Most of the Malagasy living in this region belong to the Vezo ethnic group. They are known for their perfected seafaring and fishing techniques which revolve around the pirogue, a wind-powered outrigger canoe similar to the ones that brought the first Indonesians to Madagascar 2,000 years ago. The sea is used for transportation because roads between villages can be rough or nonexistent. Here, a pirogue is weighted down with a load of tree trunks that will be used to construct houses.

Later in the afternoon, I spotted the same bundle of logs loaded onto a taxi-brousse.

A few days after talking with Seb, I went diving on the outer rim of Ranobe’s fringing reef. My dive instructor, Anne Furp, asked if I’m certified to dive deep.

"Yeah, I'm an Advanced Diver. I can go to 100 feet," I told her.

"Good," said Anne. "We only do deep dives here.
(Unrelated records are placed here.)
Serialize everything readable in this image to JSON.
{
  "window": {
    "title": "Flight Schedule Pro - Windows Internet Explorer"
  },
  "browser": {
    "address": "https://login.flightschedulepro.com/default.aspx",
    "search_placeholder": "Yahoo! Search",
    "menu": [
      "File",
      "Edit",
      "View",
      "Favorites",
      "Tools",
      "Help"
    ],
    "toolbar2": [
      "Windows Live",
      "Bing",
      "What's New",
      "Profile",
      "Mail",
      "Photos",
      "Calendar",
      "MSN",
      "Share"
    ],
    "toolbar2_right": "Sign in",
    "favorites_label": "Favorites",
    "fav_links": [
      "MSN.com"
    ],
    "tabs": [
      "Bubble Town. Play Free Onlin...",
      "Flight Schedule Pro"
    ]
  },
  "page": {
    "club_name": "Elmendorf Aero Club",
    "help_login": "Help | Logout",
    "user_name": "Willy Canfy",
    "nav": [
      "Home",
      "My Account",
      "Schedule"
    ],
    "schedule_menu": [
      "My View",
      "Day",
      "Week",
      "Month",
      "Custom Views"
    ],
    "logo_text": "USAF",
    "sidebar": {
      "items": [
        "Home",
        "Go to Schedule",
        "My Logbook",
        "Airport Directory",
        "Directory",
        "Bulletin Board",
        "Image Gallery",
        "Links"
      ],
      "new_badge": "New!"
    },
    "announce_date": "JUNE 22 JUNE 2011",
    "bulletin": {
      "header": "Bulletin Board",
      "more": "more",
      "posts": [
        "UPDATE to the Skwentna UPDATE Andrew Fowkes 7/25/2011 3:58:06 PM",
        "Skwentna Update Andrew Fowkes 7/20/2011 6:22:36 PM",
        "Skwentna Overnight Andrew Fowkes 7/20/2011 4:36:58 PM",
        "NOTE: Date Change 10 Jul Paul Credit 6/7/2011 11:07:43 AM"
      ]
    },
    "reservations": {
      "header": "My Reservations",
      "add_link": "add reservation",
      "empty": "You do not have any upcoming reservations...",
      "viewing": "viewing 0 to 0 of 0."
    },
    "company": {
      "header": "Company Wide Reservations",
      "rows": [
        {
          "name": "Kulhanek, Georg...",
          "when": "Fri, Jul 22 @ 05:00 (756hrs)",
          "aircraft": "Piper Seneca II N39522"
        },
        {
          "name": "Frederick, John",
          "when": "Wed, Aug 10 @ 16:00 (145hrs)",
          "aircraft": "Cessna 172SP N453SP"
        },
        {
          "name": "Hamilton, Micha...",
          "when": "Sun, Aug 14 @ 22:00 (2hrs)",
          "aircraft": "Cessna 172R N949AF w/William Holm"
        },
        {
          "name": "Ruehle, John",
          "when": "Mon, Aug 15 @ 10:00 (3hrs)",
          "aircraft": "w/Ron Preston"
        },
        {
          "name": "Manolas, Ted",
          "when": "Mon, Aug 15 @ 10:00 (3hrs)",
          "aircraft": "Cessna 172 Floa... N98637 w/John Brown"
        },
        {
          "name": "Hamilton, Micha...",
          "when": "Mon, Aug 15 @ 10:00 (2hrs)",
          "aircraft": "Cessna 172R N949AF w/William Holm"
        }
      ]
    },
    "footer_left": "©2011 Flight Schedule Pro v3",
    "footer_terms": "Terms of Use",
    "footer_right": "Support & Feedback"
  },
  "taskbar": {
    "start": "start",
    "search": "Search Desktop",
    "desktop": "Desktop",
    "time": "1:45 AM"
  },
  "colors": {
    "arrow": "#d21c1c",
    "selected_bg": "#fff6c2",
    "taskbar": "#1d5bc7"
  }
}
Anything the fishermen can reach by freediving has already been destroyed."

Tip for backpackers on a budget: search thrift stores for tight athletic leggings and a long-sleeved swim-shirt. It's a lot cheaper than a wetsuit.

Knowing about my love for microbes, Anne pointed out a massive, lavender mound of Porites coral with white rings circling several of its pores. I don’t know what pathogen was causing those white rings, but I noted that coral disease does not discriminate among depths. We saw a scaly crocodile fish, a marbled grouper as long as I am tall, angelfish, moray eels, and (my personal favorite) a healthy sea star.
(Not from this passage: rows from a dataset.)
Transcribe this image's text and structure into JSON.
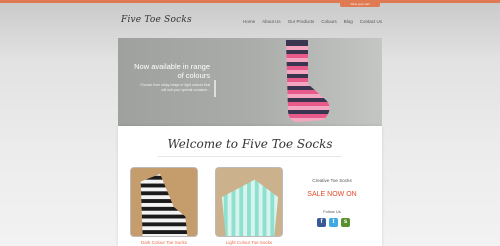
{
  "header": {
    "cart_label": "View your cart",
    "logo_text": "Five Toe Socks",
    "nav": [
      "Home",
      "About Us",
      "Our Products",
      "Colours",
      "Blog",
      "Contact Us"
    ]
  },
  "slider": {
    "heading": "Now available in range of colours",
    "subtext": "Choose from stripy range or light colours that will suit your special occasion..."
  },
  "welcome": {
    "title": "Welcome to Five Toe Socks"
  },
  "products": [
    {
      "caption": "Dark Colour Toe Socks"
    },
    {
      "caption": "Light Colour Toe Socks"
    }
  ],
  "sidebar": {
    "title": "Creative Toe Socks",
    "sale": "SALE NOW ON",
    "follow": "Follow Us"
  },
  "social": [
    {
      "icon": "facebook-icon",
      "glyph": "f"
    },
    {
      "icon": "twitter-icon",
      "glyph": "t"
    },
    {
      "icon": "stumbleupon-icon",
      "glyph": "s"
    }
  ],
  "colors": {
    "accent": "#e07a52",
    "sale": "#e04a2a"
  }
}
A few days after that, I went snorkeling in the shallow section of Massif des Roses, the first community-managed marine reserve established by Reef Doctor.
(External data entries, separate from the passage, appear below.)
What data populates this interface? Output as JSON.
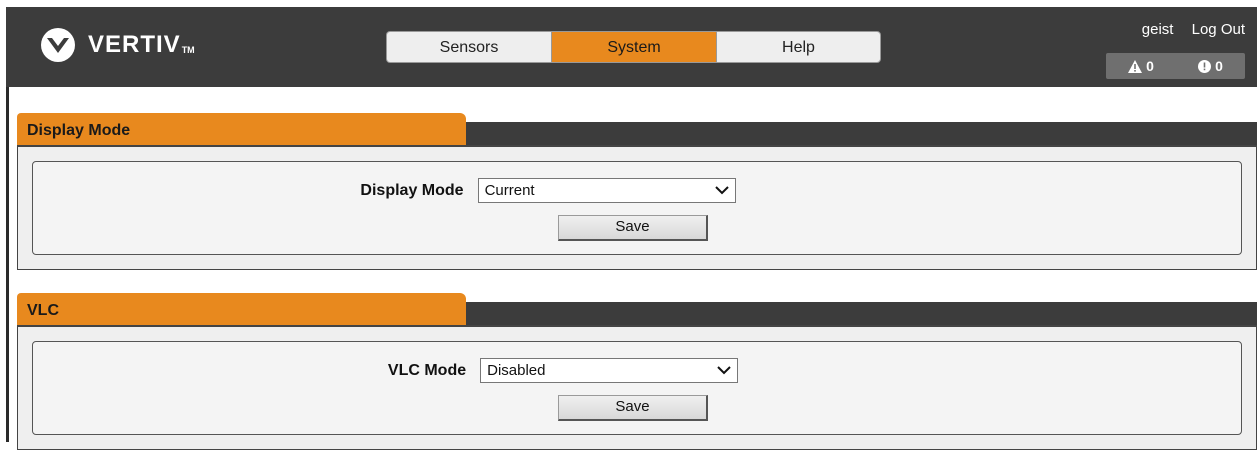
{
  "header": {
    "brand": "VERTIV",
    "brand_tm": "TM",
    "nav": [
      {
        "label": "Sensors",
        "active": false
      },
      {
        "label": "System",
        "active": true
      },
      {
        "label": "Help",
        "active": false
      }
    ],
    "user": "geist",
    "logout": "Log Out",
    "alarms": {
      "warning_count": "0",
      "critical_count": "0"
    },
    "colors": {
      "accent": "#e8891e",
      "header_bg": "#3c3c3c"
    }
  },
  "sections": {
    "display_mode": {
      "title": "Display Mode",
      "field_label": "Display Mode",
      "selected": "Current",
      "save_label": "Save"
    },
    "vlc": {
      "title": "VLC",
      "field_label": "VLC Mode",
      "selected": "Disabled",
      "save_label": "Save"
    }
  }
}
The sun was shining as a wind-powered pirogue carried Haja, Mahery and me to our snorkel site.

It was Haja and Mahery's first time snorkeling! They have studied Madagascar's terrestrial plants and animals all their lives, but never had they seen their ocean's algae, corals, or fishes.

The difference between the deep dive and the shallow snorkel was heartbreaking. In two hours, I swam above a seafloor that was half garden and half graveyard. Spiny black Diadema sea urchins clustered in crevices, and a school of dark fish flashed by. One Acropora showed the purple fluorescence of new growth at its tips, and a lime-green Porites photosynthesized under our masks. These live corals were surrounded by rubble, the skeletal remains of their dead kin. Seb’s prediction that coral reefs will go extinct in our lifetime appeared to be coming true in front of my mask. One of the healthiest patches in Ranobe, Massif des Roses, harbored life. Yet it was a ruin, an ecosystem drawing its last shaky breaths in the Intensive Care Unit of planet Earth.

Here is a GoPro video I made to document the condition of Massif des Roses and celebrate Haja and Mahery's inaugural snorkel.

Seb knows this bay will never be pristine, at least not for many generations. At best, Ranobe will become a fragmented habitat composed of a few hardy coral species, an artificial reef of boulders, and a rebar garden of transplanted coral recruits. Tourists will dive deep to glimpse the abundance of the past, while locals will scrape a living from the marine life that remains. Yet he, Emma, and all of Reef Doctor's staff and volunteers are moving toward something different, something alive.

Rather than forsake this seafloor as a lost cause, they embrace its knotted web of relationships: with scientists and fishermen, pirogues carrying away forests into houses, drier summers, drier winters, climate and weather and carbon dioxide, fried fish in torn pages of lined paper, stinging plankton and crumbling calcium carbonate.

The death within Ranobe is easy to see, but it is not complete. Life makes its way in this ruin: a school of snapper, a toothy eel, a jellyfish. The first humphead wrasse in ten years. Seb knows our survival is entangled with the survival of the reef. And for him, a sliver of uncertainty in his patient's prognosis is enough.